Matteo Renzi, leader di Italia Viva, dichiara di possedere quattro prove schiaccianti legate ad un pm di Firenze, che lo ha indagato in più di una circostanza. Le “famose” quattro prove che mostrano una violazione della Costituzione sono chiare.
Renzi parla di “acquisizione di corrispondenza del giugno 2018 con il dottor Manes” e di uno “scambio di WhatsApp con il dottor Carrai, una serie di mail dell’agosto 2019”.
“La quarta che trovo molto convincente – dichiara il leader di Italia Viva - è quella relativa all’estratto conto con l’acquisizione da parte del pm in data 11 gennaio 2021”.
L'accusa a Renzi
L’inchiesta della procura di Firenze sulla
Fondazione Open è da alcune settimane oggetto di confronto.

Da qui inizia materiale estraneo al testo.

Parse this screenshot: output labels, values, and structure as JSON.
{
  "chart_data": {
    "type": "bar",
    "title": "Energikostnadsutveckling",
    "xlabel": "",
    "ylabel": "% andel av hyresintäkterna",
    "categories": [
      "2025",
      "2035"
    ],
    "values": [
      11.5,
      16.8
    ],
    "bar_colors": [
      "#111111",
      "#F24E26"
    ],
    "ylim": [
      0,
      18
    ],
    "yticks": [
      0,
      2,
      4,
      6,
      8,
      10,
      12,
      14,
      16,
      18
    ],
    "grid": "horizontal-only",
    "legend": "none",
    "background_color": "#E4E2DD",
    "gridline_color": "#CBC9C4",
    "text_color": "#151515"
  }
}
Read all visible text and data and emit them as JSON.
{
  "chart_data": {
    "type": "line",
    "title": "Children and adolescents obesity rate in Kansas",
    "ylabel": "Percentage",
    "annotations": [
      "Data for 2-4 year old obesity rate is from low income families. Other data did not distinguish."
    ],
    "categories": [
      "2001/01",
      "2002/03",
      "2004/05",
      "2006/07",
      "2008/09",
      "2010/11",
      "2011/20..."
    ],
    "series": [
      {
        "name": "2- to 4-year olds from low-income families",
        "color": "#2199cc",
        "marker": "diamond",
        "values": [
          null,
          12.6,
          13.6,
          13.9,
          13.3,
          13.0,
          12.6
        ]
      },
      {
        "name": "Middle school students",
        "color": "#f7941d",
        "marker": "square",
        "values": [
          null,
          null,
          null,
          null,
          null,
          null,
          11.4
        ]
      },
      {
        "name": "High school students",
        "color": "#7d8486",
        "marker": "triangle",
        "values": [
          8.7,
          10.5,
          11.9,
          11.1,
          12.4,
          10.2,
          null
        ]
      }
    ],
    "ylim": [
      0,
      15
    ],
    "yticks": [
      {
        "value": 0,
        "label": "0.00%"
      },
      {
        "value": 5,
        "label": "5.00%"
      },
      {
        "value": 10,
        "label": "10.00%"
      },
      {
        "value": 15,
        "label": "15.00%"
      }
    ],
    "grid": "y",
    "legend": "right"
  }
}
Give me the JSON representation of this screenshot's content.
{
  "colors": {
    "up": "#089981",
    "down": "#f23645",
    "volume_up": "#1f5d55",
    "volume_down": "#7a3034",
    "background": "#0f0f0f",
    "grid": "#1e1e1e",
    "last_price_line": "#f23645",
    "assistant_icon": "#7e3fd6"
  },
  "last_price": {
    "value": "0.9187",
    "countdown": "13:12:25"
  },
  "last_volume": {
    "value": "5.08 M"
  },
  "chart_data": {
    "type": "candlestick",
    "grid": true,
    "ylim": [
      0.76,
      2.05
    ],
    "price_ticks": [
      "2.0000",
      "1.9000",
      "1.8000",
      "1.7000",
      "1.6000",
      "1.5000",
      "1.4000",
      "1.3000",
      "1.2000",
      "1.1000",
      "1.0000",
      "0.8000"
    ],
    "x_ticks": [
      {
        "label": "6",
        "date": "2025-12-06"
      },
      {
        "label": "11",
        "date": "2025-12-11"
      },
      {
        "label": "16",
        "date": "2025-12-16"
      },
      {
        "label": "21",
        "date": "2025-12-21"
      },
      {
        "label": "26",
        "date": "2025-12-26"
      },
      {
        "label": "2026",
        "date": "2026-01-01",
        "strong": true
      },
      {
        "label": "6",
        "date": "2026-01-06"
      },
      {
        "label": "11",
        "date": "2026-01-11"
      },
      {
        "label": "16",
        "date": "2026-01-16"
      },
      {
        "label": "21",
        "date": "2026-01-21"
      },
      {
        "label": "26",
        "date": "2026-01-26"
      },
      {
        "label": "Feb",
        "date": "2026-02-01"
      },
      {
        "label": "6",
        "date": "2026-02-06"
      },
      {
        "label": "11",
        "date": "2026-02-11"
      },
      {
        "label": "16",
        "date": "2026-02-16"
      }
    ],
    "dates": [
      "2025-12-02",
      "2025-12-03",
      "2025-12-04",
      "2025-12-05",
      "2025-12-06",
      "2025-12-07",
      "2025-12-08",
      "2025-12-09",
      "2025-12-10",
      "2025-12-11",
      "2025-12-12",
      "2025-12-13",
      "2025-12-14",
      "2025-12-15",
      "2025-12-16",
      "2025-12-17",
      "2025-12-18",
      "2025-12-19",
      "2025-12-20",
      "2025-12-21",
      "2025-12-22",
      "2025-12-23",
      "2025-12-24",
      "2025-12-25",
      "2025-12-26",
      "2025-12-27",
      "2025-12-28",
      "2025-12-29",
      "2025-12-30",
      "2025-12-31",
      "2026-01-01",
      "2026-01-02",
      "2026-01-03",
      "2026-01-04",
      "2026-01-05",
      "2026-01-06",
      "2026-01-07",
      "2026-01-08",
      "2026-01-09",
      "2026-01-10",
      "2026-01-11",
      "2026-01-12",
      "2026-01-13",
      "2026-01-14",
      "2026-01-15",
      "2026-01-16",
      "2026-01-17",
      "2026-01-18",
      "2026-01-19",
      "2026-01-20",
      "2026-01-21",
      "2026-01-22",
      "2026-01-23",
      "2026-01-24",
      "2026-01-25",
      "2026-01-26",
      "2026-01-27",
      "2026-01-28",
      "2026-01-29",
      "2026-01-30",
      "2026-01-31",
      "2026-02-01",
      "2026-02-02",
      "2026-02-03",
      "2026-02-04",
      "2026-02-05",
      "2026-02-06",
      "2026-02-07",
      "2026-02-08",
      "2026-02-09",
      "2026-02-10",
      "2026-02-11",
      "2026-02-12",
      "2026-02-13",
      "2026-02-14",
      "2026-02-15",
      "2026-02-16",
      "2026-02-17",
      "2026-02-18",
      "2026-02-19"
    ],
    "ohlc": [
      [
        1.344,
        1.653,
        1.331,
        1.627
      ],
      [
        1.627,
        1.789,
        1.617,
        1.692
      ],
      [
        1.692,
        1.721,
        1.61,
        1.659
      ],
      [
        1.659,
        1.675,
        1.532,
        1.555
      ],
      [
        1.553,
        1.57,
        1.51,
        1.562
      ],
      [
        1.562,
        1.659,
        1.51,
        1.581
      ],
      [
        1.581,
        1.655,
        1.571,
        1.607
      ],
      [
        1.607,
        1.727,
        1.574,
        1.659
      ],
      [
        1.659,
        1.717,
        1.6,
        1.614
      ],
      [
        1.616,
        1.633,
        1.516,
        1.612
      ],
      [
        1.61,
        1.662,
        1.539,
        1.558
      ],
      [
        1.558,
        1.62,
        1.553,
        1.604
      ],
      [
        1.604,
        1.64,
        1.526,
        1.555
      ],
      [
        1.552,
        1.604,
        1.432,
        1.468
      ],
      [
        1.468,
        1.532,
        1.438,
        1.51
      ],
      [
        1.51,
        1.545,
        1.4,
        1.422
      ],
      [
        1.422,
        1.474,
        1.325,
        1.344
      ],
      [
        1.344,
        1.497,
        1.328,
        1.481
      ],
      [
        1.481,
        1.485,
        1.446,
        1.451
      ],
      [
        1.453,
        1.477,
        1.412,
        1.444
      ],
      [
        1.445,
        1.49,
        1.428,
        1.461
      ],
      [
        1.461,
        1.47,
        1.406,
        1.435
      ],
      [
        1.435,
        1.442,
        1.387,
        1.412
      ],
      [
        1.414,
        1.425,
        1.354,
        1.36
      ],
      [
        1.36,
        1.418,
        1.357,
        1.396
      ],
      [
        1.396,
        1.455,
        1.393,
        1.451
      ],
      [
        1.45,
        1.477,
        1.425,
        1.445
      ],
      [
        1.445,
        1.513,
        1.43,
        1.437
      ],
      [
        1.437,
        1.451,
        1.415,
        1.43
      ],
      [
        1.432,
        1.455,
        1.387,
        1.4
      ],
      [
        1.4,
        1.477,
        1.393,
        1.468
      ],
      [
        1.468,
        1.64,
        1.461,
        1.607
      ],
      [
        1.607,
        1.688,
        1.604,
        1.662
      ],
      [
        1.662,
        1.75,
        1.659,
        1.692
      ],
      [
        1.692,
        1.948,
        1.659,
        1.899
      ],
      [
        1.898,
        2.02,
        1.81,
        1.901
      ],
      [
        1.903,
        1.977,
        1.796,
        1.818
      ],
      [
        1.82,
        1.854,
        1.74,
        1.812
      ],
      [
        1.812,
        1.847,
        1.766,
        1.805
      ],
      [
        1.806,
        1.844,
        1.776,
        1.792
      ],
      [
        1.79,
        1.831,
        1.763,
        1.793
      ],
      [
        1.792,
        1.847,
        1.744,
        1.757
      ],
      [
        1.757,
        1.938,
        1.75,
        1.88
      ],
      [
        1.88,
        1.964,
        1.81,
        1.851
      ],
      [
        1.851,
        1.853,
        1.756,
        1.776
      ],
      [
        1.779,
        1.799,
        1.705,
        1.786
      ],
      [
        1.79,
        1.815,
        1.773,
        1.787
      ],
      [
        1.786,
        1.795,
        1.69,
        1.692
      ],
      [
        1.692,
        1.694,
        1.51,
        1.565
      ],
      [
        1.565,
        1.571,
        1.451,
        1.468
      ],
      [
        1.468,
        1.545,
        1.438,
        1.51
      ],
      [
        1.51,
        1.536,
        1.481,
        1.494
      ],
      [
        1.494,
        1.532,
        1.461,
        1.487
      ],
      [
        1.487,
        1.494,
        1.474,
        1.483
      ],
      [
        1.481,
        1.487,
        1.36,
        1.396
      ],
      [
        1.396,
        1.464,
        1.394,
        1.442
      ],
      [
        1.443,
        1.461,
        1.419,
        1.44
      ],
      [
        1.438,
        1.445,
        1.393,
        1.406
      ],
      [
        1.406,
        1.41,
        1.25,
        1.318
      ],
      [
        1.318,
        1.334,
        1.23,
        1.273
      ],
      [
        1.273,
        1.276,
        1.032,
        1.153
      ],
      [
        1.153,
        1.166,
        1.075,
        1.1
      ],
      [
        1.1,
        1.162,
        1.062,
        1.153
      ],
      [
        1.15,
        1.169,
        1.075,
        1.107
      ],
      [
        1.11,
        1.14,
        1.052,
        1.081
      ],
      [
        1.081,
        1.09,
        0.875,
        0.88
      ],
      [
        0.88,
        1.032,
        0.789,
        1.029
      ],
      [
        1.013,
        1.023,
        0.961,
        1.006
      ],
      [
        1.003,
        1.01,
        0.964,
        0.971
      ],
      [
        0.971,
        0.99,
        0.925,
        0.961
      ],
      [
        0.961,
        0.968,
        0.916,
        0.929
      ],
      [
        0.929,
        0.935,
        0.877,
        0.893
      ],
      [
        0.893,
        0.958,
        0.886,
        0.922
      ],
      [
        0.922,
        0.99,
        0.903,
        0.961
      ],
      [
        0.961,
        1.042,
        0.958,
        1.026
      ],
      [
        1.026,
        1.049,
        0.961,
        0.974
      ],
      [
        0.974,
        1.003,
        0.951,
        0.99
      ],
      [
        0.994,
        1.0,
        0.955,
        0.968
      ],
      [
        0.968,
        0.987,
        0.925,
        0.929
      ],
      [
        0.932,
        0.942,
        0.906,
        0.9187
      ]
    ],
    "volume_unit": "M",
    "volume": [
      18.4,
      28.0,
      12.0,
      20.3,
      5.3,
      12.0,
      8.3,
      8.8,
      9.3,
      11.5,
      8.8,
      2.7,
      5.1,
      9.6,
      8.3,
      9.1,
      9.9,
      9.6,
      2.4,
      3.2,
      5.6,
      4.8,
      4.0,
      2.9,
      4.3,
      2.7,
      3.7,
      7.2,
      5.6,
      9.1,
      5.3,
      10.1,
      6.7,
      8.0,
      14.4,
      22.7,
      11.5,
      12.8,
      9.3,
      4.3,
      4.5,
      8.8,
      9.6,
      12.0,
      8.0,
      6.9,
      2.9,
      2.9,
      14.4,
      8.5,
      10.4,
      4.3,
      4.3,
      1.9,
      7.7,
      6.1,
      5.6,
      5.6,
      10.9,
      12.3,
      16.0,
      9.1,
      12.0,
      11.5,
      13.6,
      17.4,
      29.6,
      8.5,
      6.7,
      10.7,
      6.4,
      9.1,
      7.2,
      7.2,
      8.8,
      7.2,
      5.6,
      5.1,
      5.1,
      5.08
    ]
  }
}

I nuovi dettagli hanno alimentato nuove accuse riguardo a possibili conflitti di interessi, e ad alcune scelte giudicate politicamente inopportune.
L’inchiesta, iniziata poco più di due anni fa, ha tra gli indagati Renzi e diversi fra i suoi più stretti collaboratori.
L’accusa è che Open abbia agito come articolazione di partito, e che quindi dovesse rispettare obblighi più stringenti nella raccolta e gestione delle donazioni.
Il focus è su alcune riforme sul finanziamento pubblico ai partiti, prima nel 2013 e poi nel 2019.
A Palazzo Madama, Matteo Renzi è stato ascoltato dalla Giunta delle Immunità del Senato. I senatori devono decidere se votare il conflitto di attribuzione per il sequestro della corrispondenza elettronica a partire dal
2018, quando l’ex premier è diventato Senatore.
Renzi ha ribadito questa posizione spiegando che è stato questo tema il vero centro dell’audizione: “Se c’è o non c’è un WhatsApp al processo alla fine non cambia niente. Segnalo che se un magistrato viola la Costituzione è un problema per il cittadino, perché finché prendono il conto corrente a Renzi va bene, ma se lo fai a un cittadino senza rispettare i diritti, questo è il problema”.